In the end, any occupation on a hostile terrain is not resolved with nuclear or chemical attacks, nor without a manifest superiority of the invading troops, which does not exist today. Therefore, a nuclear escalation is possible, but not likely. In fact, the debate on the appropriate nuclear strategy has existed since the former Soviet Union agreed to its production, at the beginning of the Cold War, although today’s parameters are clearly different. The hypothesis of using chemical weapons is somewhat more, but the impact on world public opinion would be devastating for Russia.
The facts are showing that the possession of nuclear weapons deters the possible aggressor (if Ukraine had maintained them, it would hardly have been invaded), but a conventional military capacity based on high-tech equipment, using artificial intelligence, satellite communications, missiles, is also a deterrent. and anti-missile systems equipped with guidance technology, drones, “swarm” defense and attack strategies, etc.
In short, it is about effectively dissuading, making the cost of an aggression unaffordable for the attacker, without the world embarking on a nuclear proliferation race that, in certain cases, can end up in irresponsible hands. It is a good lesson also in the face of a hypothetical Chinese aggression against Taiwan.
Obviously, we don’t know how irresponsible a cornered Putin can turn out to be. But it is doubtful that he will make a decision that would inevitably end in a complete Russian defeat. It is one of the options, although it is not rational. And irrationality unfortunately exists, in politics and in life. Hitler did it.
«The rational option would be to accept the failure of the operation, (…) but it would predictably lead to the dismissal of Putin and his replacement by even more ultra-nationalist politicians.

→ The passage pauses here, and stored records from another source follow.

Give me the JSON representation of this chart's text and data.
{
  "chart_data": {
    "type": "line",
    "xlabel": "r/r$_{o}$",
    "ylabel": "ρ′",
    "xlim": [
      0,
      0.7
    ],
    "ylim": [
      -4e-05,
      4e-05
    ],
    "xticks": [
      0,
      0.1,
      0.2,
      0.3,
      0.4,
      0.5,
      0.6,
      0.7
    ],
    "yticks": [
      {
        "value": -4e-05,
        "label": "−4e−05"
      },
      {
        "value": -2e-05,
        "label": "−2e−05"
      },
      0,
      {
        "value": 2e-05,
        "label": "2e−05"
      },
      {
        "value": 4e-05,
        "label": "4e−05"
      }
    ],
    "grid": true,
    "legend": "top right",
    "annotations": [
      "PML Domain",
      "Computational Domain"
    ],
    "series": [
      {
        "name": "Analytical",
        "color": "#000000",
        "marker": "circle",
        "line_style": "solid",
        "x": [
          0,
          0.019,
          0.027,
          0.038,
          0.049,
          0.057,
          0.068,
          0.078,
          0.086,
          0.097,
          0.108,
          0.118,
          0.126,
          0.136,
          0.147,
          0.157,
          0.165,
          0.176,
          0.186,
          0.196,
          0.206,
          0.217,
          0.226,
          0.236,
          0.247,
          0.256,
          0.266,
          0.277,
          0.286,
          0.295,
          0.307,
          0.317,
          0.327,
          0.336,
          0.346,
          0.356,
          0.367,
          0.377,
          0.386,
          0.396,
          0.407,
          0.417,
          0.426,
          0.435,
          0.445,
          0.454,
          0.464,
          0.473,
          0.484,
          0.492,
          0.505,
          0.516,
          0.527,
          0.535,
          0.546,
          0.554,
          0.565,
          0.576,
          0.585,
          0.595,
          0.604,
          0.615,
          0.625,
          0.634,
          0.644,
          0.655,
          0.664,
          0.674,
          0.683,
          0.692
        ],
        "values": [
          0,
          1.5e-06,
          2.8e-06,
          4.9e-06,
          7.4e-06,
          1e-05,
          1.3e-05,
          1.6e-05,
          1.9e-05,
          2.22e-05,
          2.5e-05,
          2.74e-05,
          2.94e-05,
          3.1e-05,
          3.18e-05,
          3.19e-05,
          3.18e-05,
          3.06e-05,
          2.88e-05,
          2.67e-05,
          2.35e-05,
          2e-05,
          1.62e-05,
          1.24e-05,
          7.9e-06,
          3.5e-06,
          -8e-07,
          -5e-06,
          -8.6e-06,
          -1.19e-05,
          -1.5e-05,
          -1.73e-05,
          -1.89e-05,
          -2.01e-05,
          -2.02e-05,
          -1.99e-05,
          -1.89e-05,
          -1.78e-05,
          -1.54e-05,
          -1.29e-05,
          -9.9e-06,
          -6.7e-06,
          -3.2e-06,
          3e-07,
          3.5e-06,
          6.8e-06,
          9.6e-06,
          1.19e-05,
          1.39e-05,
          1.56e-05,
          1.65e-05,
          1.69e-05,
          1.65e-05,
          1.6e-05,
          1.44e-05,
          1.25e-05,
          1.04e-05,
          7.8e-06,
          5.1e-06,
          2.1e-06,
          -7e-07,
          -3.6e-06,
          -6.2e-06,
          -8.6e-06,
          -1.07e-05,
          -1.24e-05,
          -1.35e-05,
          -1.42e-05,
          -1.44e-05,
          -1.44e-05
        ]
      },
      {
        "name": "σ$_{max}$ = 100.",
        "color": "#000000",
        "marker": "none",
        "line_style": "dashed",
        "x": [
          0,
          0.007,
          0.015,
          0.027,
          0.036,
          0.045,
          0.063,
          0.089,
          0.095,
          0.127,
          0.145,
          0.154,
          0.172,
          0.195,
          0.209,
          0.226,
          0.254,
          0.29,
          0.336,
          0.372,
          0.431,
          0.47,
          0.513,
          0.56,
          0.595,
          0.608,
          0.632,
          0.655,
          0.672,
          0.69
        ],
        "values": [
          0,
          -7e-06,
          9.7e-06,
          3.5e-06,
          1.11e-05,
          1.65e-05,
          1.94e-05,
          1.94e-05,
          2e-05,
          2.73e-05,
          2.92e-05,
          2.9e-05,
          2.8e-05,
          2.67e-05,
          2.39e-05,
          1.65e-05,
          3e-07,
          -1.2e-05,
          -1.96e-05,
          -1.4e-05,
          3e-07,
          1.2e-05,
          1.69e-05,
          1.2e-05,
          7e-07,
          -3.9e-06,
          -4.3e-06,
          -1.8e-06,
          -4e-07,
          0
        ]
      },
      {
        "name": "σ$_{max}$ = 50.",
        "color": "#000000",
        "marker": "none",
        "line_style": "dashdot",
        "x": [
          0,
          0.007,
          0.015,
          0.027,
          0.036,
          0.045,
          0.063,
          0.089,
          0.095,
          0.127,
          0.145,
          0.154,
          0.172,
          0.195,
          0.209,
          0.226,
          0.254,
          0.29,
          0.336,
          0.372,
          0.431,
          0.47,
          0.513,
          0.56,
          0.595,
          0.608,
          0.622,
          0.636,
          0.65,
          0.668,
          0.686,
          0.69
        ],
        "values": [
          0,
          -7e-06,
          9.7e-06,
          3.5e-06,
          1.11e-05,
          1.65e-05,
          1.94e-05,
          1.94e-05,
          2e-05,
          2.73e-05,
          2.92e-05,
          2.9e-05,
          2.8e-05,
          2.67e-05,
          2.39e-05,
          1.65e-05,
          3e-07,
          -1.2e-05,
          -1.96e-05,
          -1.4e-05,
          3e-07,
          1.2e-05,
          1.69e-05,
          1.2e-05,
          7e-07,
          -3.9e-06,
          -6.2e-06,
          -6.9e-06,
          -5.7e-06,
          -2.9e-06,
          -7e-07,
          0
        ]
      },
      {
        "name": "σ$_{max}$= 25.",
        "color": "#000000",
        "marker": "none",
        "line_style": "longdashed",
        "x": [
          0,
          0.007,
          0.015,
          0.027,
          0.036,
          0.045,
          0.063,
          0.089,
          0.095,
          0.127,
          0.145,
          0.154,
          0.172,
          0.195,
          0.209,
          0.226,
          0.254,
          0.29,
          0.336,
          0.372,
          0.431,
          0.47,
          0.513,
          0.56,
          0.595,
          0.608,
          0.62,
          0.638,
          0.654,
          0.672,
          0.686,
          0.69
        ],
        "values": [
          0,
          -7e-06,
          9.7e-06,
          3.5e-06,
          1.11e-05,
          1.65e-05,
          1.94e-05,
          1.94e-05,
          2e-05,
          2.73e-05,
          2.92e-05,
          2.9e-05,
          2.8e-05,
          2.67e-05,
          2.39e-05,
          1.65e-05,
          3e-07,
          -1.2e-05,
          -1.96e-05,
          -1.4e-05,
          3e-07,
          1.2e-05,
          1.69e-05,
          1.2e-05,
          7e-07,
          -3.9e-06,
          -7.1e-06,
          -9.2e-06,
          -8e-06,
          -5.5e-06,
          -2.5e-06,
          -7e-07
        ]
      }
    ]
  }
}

It is dead end street”
More likely is the option of escalating the war by declaring it explicitly, although it is not exempt from considerable internal costs and risks associated with an even more forceful Western response. Russia is not in objective conditions for a war that directly involves the Atlantic Alliance, today clearly superior militarily. Unless we go to Armageddon.
The rational option would be to accept the failure of the operation, withdraw from the occupied territories and try to maintain sovereignty over Ukraine and the existence of separatist republics in Donbas, something that Ukraine does not seem willing to admit today.
Such an option would predictably lead to Putin’s removal from office and his replacement by even more ultra-nationalist politicians.
It is dead end street. After the geopolitical failure (strengthening and expansion of NATO and the transatlantic link, loss of the Baltic and the Black Sea, and consolidation of a Ukrainian and anti-Russian national consciousness), Putin’s position is weaker than ever and his real options are gone. dramatically reducing. The disturbing thing is that the weak may be tempted to die killing. The sooner they disappear from the stage, the better for everyone. Including Russia itself.